Department of Computer Science, University of Oxford, Oxford, OX1 3QD, United Kingdom
Department of Translational Hematology and Oncology Research, Cleveland Clinic, Ohio 44195
Genetics. 2019 May;212(1):245-265. doi: 10.1534/genetics.119.302000. Epub 2019 Mar 4.
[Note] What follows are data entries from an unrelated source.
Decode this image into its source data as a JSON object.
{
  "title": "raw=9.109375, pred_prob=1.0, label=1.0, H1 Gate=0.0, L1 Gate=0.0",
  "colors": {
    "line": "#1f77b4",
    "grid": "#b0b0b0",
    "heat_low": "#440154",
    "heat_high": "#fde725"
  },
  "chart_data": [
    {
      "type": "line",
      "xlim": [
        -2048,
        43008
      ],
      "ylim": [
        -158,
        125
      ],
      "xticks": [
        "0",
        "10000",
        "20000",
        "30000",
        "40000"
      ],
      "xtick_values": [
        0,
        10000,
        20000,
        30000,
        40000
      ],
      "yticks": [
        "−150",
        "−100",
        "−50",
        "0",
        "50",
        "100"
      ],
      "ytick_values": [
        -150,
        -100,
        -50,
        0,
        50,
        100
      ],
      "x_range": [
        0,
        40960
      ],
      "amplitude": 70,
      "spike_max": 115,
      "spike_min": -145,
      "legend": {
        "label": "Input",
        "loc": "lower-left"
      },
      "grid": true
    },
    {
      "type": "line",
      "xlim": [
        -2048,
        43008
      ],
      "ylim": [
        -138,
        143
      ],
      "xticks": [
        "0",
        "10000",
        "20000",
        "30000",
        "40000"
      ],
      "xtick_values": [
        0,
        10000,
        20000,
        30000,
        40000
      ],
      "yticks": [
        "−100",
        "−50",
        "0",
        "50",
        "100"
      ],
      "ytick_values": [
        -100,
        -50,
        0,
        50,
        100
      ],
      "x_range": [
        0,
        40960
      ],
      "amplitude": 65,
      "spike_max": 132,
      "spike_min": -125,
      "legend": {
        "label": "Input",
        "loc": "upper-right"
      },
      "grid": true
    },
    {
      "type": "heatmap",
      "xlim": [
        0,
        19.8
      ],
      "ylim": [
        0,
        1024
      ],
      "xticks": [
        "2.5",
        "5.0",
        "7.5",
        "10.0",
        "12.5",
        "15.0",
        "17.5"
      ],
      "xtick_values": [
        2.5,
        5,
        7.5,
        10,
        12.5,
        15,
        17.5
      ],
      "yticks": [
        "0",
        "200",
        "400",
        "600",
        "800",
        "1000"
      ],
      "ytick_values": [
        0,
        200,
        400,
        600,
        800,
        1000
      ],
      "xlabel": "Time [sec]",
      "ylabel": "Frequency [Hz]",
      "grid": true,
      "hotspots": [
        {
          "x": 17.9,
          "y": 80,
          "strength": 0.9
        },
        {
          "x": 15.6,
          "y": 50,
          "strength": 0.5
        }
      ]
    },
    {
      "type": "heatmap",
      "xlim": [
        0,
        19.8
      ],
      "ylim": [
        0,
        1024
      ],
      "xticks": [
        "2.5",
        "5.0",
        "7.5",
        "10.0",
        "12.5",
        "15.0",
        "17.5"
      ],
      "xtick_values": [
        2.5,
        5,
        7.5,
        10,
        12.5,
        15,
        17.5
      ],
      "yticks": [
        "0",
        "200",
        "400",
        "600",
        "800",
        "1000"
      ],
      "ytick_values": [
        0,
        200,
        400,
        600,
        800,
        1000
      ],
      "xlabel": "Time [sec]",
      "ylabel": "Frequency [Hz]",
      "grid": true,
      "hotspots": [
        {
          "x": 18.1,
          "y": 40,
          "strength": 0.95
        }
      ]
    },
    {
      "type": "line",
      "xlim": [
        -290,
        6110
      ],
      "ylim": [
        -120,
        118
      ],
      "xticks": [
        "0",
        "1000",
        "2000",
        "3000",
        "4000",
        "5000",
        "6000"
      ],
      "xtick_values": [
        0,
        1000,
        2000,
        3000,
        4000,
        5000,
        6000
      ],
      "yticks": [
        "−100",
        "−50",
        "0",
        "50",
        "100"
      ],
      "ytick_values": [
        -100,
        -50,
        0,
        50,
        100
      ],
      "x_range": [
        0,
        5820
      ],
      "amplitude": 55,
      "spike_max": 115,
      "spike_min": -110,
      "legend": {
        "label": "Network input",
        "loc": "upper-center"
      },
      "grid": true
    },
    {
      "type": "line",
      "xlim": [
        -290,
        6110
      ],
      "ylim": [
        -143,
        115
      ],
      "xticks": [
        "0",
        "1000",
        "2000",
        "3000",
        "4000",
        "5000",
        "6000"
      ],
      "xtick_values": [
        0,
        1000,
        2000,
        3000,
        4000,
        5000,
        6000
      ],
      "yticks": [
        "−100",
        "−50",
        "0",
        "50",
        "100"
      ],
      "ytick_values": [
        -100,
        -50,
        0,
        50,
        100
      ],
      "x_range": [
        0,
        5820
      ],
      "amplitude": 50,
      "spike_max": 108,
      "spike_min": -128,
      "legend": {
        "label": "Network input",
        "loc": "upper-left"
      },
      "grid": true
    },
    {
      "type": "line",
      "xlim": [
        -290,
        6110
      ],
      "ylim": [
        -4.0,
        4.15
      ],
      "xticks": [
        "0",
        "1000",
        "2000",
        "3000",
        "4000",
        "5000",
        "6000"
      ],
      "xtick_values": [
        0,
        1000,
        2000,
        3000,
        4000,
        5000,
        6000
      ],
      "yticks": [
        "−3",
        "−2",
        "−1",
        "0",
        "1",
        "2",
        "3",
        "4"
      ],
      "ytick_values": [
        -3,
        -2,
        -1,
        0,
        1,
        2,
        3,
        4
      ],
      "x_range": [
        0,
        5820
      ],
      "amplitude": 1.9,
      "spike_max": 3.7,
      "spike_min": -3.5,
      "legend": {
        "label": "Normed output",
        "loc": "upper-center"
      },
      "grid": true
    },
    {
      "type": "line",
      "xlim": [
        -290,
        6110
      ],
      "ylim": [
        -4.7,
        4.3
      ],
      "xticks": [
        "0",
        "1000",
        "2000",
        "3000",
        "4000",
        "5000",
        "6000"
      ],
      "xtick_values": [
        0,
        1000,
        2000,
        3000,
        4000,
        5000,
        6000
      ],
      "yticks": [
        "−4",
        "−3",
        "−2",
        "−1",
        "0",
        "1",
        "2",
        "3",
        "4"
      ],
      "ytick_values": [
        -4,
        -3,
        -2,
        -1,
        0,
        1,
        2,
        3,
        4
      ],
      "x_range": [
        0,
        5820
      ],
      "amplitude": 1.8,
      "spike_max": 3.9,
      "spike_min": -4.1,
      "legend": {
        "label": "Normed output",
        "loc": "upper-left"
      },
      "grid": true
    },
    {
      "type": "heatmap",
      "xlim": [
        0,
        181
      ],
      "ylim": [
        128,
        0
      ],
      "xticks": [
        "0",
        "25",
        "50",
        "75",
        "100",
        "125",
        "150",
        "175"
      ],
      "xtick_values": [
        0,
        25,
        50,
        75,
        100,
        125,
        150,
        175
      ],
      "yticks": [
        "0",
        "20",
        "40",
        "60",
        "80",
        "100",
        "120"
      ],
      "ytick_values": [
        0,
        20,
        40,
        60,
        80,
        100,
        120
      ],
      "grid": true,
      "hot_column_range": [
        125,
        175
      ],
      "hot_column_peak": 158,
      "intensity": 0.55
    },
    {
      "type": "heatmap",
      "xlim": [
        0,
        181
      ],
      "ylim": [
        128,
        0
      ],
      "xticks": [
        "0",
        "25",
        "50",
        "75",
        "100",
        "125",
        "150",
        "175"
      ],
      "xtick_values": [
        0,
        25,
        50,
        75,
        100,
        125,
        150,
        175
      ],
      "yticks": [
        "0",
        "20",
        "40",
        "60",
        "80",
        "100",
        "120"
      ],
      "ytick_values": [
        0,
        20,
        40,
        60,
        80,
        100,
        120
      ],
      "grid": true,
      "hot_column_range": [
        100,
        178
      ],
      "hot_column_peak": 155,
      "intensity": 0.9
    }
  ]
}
Experiments show that evolutionary fitness landscapes can have a rich combinatorial structure due to epistasis. For some landscapes, this structure can produce a computational constraint that prevents evolution from finding local fitness optima-thus overturning the traditional assumption that local fitness peaks can always be reached quickly if no other evolutionary forces challenge natural selection. Here, I introduce a distinction between easy landscapes of traditional theory where local fitness peaks can be found in a moderate number of steps, and hard landscapes where finding local optima requires an infeasible amount of time. Hard examples exist even among landscapes with no reciprocal sign epistasis; on these semismooth fitness landscapes, strong selection weak mutation dynamics cannot find the unique peak in polynomial time. More generally, on hard rugged fitness landscapes that include reciprocal sign epistasis, no evolutionary dynamics-even ones that do not follow adaptive paths-can find a local fitness optimum quickly. Moreover, on hard landscapes, the fitness advantage of nearby mutants cannot drop off exponentially fast but has to follow a power-law that long-term evolution experiments have associated with unbounded growth in fitness. Thus, the constraint of computational complexity enables open-ended evolution on finite landscapes. Knowing this constraint allows us to use the tools of theoretical computer science and combinatorial optimization to characterize the fitness landscapes that we expect to see in nature. I present candidates for hard landscapes at scales from single genes, to microbes, to complex organisms with costly learning (Baldwin effect) or maintained cooperation (Hankshaw effect). Just how ubiquitous hard landscapes (and the corresponding ultimate constraint on evolution) are in nature becomes an open empirical question.
实验表明,由于遗传相互作用,进化适应性景观可能具有丰富的组合结构。对于某些景观,这种结构会产生一种计算上的限制,阻止进化找到局部适应度最优值——从而推翻了传统的假设,即如果没有其他进化力量挑战自然选择,局部适应度峰值总是可以快速达到。在这里,我引入了一个区别,即传统理论中的简单景观,其中可以在适中的步骤中找到局部适应度峰值,以及困难景观,其中找到局部最优值需要不可行的时间量。即使在没有互惠符号遗传相互作用的景观中也存在困难的例子;在这些半平滑适应度景观中,强选择弱突变动力学无法在多项式时间内找到唯一的峰值。更一般地说,在包括互惠符号遗传相互作用的困难崎岖的适应度景观上,即使没有遵循适应性路径的进化动力学,也无法快速找到局部适应度最优值。此外,在困难的景观中,附近突变体的适应度优势不能快速呈指数下降,而必须遵循一种幂律,长期进化实验将其与适应度的无限增长相关联。因此,计算复杂性的限制使有限景观上的进化具有无限的可能性。了解这种限制使我们能够利用理论计算机科学和组合优化的工具来描述我们预计在自然界中会看到的适应度景观。我提出了困难景观的候选者,从单个基因到微生物,再到具有昂贵学习(鲍德温效应)或维持合作(汉克肖效应)的复杂生物。困难景观(以及对进化的相应最终限制)在自然界中是多么普遍,这成为一个开放的经验问题。